No ano de 1456 o sultão otomano Maomé II, “o Conquistador”, cercou a cidade fortificada de Nándorfehérvár, atual Belgrado, na confluência dos rios Danúbio e Seva. Este sultão, tendo se apoderado de Constantinopla nesse mesmo ano, havia jurado hastear o estandarte otomano no Capitólio de Roma, ameaçando assim toda a Cristandade. Era, pois, necessária uma reação imediata e eficaz.

O papa Nicolau V convocou então uma Cruzada, chefiada por João Corvino (János Hunyadi, 1407-1456), apelidado “o Cavaleiro Branco”, capitão mor e regente do Reino da Hungria. Nomeou também o franciscano Frei João de Capistrano como pregador e chefe religioso dessa cruzada. Por  exortações cheias de fogo, São João convocou os católicos a se unirem para lutar valentemente contra os turcos que ameaçavam o nome cristão.

Nesse ínterim, subindo ao trono pontifício após a morte de Nicolau V, Calixto III fez voto de empregar todas suas forças e até a última gota de seu sangue nessa guerra.

O cerco de Belgrado em 1456 se transformou em uma grande batalha, durante a qual João Corvino, também chamado Hunyadi, conduziu um contra-ataque repentino contra o acampamento otomano, obrigando o Sultão Maomé, ferido, a levantar o cerco e a recuar. Essa batalha teve consequências significativas, uma vez que estabilizou as fronteiras do sul do Reino da Hungria por mais de meio século e, assim atrasou consideravelmente a expansão do Império Otomano.

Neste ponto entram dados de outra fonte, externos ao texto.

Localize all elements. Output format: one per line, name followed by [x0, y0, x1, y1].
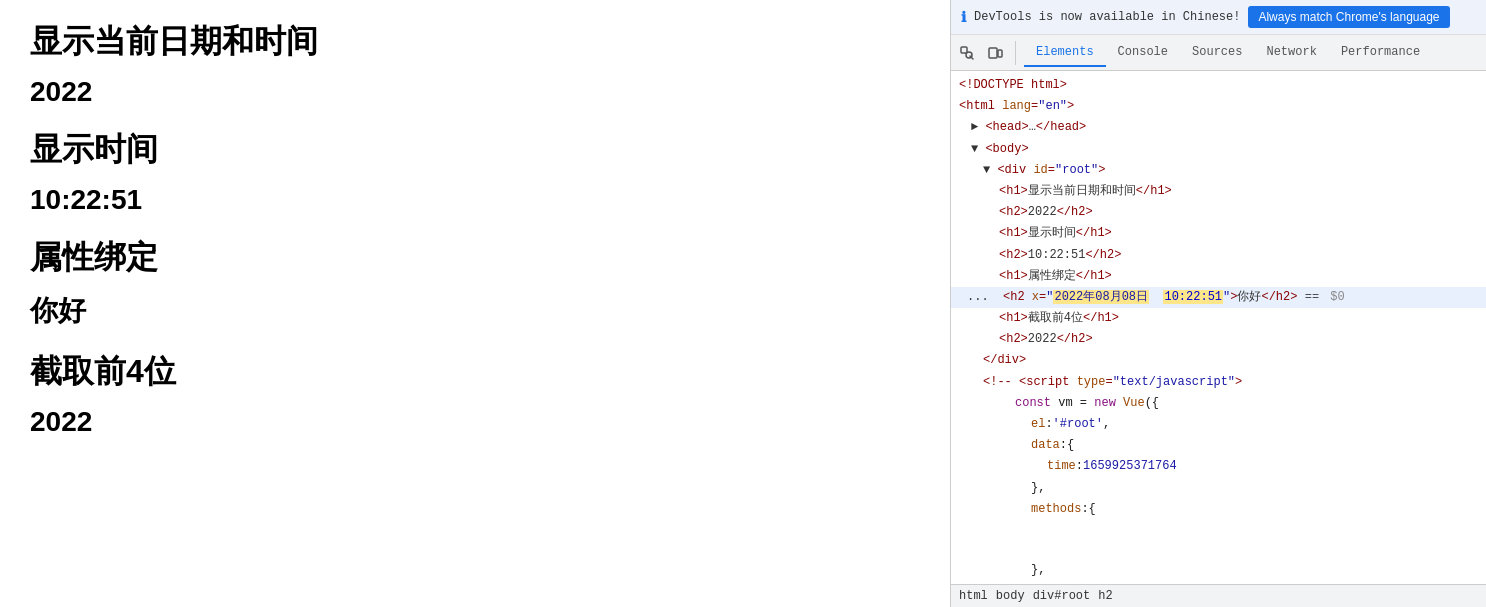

A jubilosa notícia dessa vitória chegou a Roma no dia 6 de agosto, pelo que o Papa, para comemorá-la condignamente, estendeu a festa da Transfiguração de Nosso Senhor, que era já celebrada na Cidade Eterna, a toda a Igreja universal.

Essa festa era já comemorada duas vezes no ano litúrgico para afirmar a divindade do Salvador: no sábado das Têmporas da primavera, e no segundo domingo da Quaresma.

A Transfiguração de Cristo Jesus foi relatada pelos três evangelistas, São Mateus, São Marcos e São Lucas.

O primeiro narra que Jesus tomou um dia seus três discípulos escolhidos, Pedro, Tiago e João, e subiu com eles a um monte, provavelmente o Tabor: “E transfigurou-se diante deles. Seu rosto brilhou como o sol, e suas vestes tornaram-se brancas como a luz. E apareceram-lhes Moisés e Elias, falando com Ele”. Empolgado, São Pedro então disse ao Redentor: “Senhor, como estamos bem aqui! Se quiseres, farei aqui três tendas, uma para ti, uma para Moisés, e outra para Elias”. Nesse momento uma nuvem resplandecente os cobriu, e ouviu-se uma voz que dizia: “Este é meu Filho amado, em quem tenho minha complacência. Ouviu-o”. Os Apóstolos “caíram sobre o rosto, assaltados de grande temor”. Nosso Senhor então, aproximando-se deles, disse: “Levantai-vos. Não temais”. E não viram mais ninguém a não ser o Filho de Deus (Mt 17, 1-7).

A devoção ao Santíssimo Redentor, ou ao “Senhor Bom Jesus”, foi muito popular no Brasil colônia, e ainda há muitos santuários a Ele dedicados em várias partes do Brasil, que se tornaram locais de peregrinações.